Il progetto cinematografico
Il nuovo lavoro cinematografico firmato da Davide Cavuti rappresenta un viaggio emotivo e storiografico senza precedenti. Le riprese si snodano attraverso i comuni cardine della regione Abruzzo, terra che ha pagato un prezzo altissimo in termini di vite umane nel disastro minerario del Bois du Cazier, per poi trasferirsi direttamente nei luoghi della memoria storica in Belgio. Questo ambizioso racconto visivo si propone di intrecciare testimonianze inedite, documenti d'archivio e ricostruzioni narrative volte a far luce sulle condizioni lavorative e umane dei nostri connazionali nel dopoguerra.

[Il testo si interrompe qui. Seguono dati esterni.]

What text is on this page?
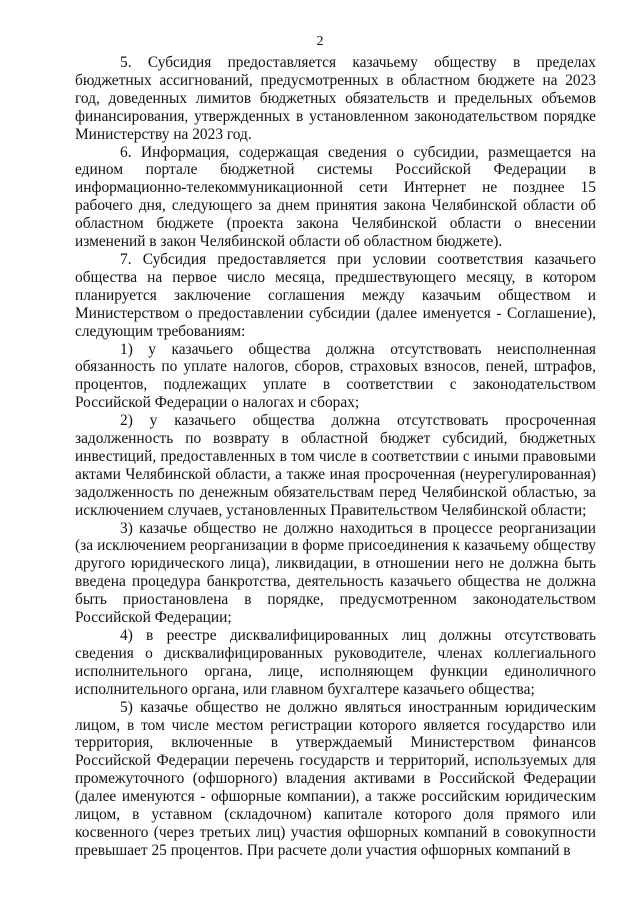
2

5. Субсидия предоставляется казачьему обществу в пределах бюджетных ассигнований, предусмотренных в областном бюджете на 2023 год, доведенных лимитов бюджетных обязательств и предельных объемов финансирования, утвержденных в установленном законодательством порядке Министерству на 2023 год.

6. Информация, содержащая сведения о субсидии, размещается на едином портале бюджетной системы Российской Федерации в информационно-телекоммуникационной сети Интернет не позднее 15 рабочего дня, следующего за днем принятия закона Челябинской области об областном бюджете (проекта закона Челябинской области о внесении изменений в закон Челябинской области об областном бюджете).

7. Субсидия предоставляется при условии соответствия казачьего общества на первое число месяца, предшествующего месяцу, в котором планируется заключение соглашения между казачьим обществом и Министерством о предоставлении субсидии (далее именуется - Соглашение), следующим требованиям:

1) у казачьего общества должна отсутствовать неисполненная обязанность по уплате налогов, сборов, страховых взносов, пеней, штрафов, процентов, подлежащих уплате в соответствии с законодательством Российской Федерации о налогах и сборах;

2) у казачьего общества должна отсутствовать просроченная задолженность по возврату в областной бюджет субсидий, бюджетных инвестиций, предоставленных в том числе в соответствии с иными правовыми актами Челябинской области, а также иная просроченная (неурегулированная) задолженность по денежным обязательствам перед Челябинской областью, за исключением случаев, установленных Правительством Челябинской области;

3) казачье общество не должно находиться в процессе реорганизации (за исключением реорганизации в форме присоединения к казачьему обществу другого юридического лица), ликвидации, в отношении него не должна быть введена процедура банкротства, деятельность казачьего общества не должна быть приостановлена в порядке, предусмотренном законодательством Российской Федерации;

4) в реестре дисквалифицированных лиц должны отсутствовать сведения о дисквалифицированных руководителе, членах коллегиального исполнительного органа, лице, исполняющем функции единоличного исполнительного органа, или главном бухгалтере казачьего общества;

5) казачье общество не должно являться иностранным юридическим лицом, в том числе местом регистрации которого является государство или территория, включенные в утверждаемый Министерством финансов Российской Федерации перечень государств и территорий, используемых для промежуточного (офшорного) владения активами в Российской Федерации (далее именуются - офшорные компании), а также российским юридическим лицом, в уставном (складочном) капитале которого доля прямого или косвенного (через третьих лиц) участия офшорных компаний в совокупности превышает 25 процентов. При расчете доли участия офшорных компаний в
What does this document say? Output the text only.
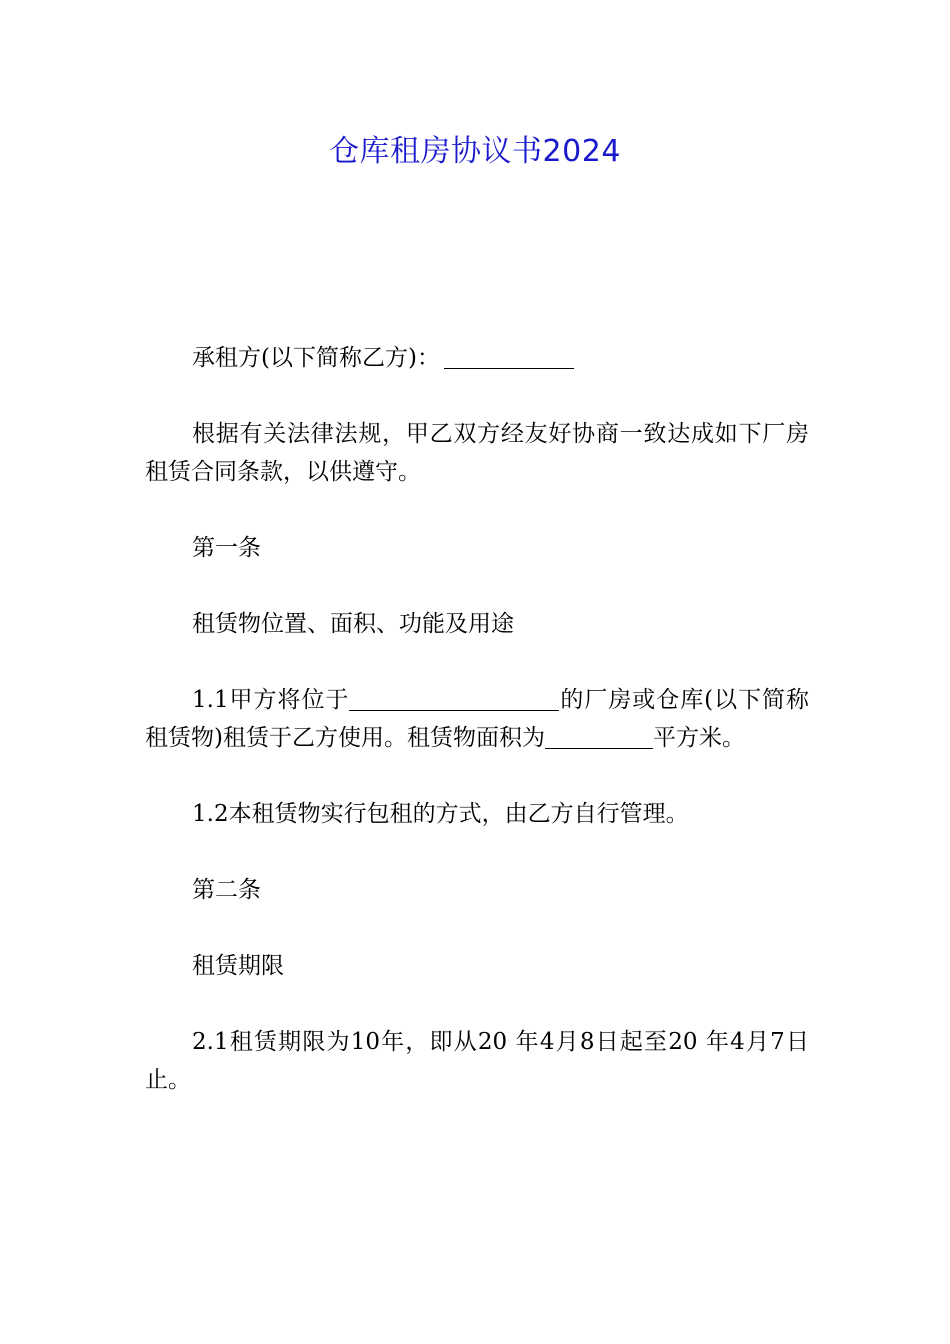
仓库租房协议书2024

承租方(以下简称乙方)：

根据有关法律法规，甲乙双方经友好协商一致达成如下厂房租赁合同条款，以供遵守。

第一条

租赁物位置、面积、功能及用途

1.1甲方将位于	的厂房或仓库(以下简称租赁物)租赁于乙方使用。租赁物面积为	平方米。

1.2本租赁物实行包租的方式，由乙方自行管理。

第二条

租赁期限

2.1租赁期限为10年，即从20 年4月8日起至20 年4月7日止。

Le dichiarazioni del regista
A margine dell'avvio della produzione cinematografica, il maestro Davide Cavuti ha rilasciato dichiarazioni sul valore intrinseco dell'opera: «Girare questo film-documentario significa dare voce a chi non l'ha avuta per troppo tempo, restituendo dignità ai sacrifici dei nostri corregionali.
Un'opera tra memoria collettiva e valorizzazione territoriale
In conclusione, il film "Le voci di Marcinelle" si preannuncia già come un evento di spicco nel panorama del cinema d'impegno civile e documentaristico contemporaneo. L'attesa per il rilascio nelle sale e nei circuiti festivalieri nazionali ed internazionali è altissima. L'opera promette non solo di commuovere il pubblico, ma anche di stimolare un dibattito critico e istituzionale di stringente attualità sui temi della sicurezza sul lavoro e dei flussi migratori storici, confermando il talento poliedrico del maestro abruzzese nel panorama della regia cinematografica italiana.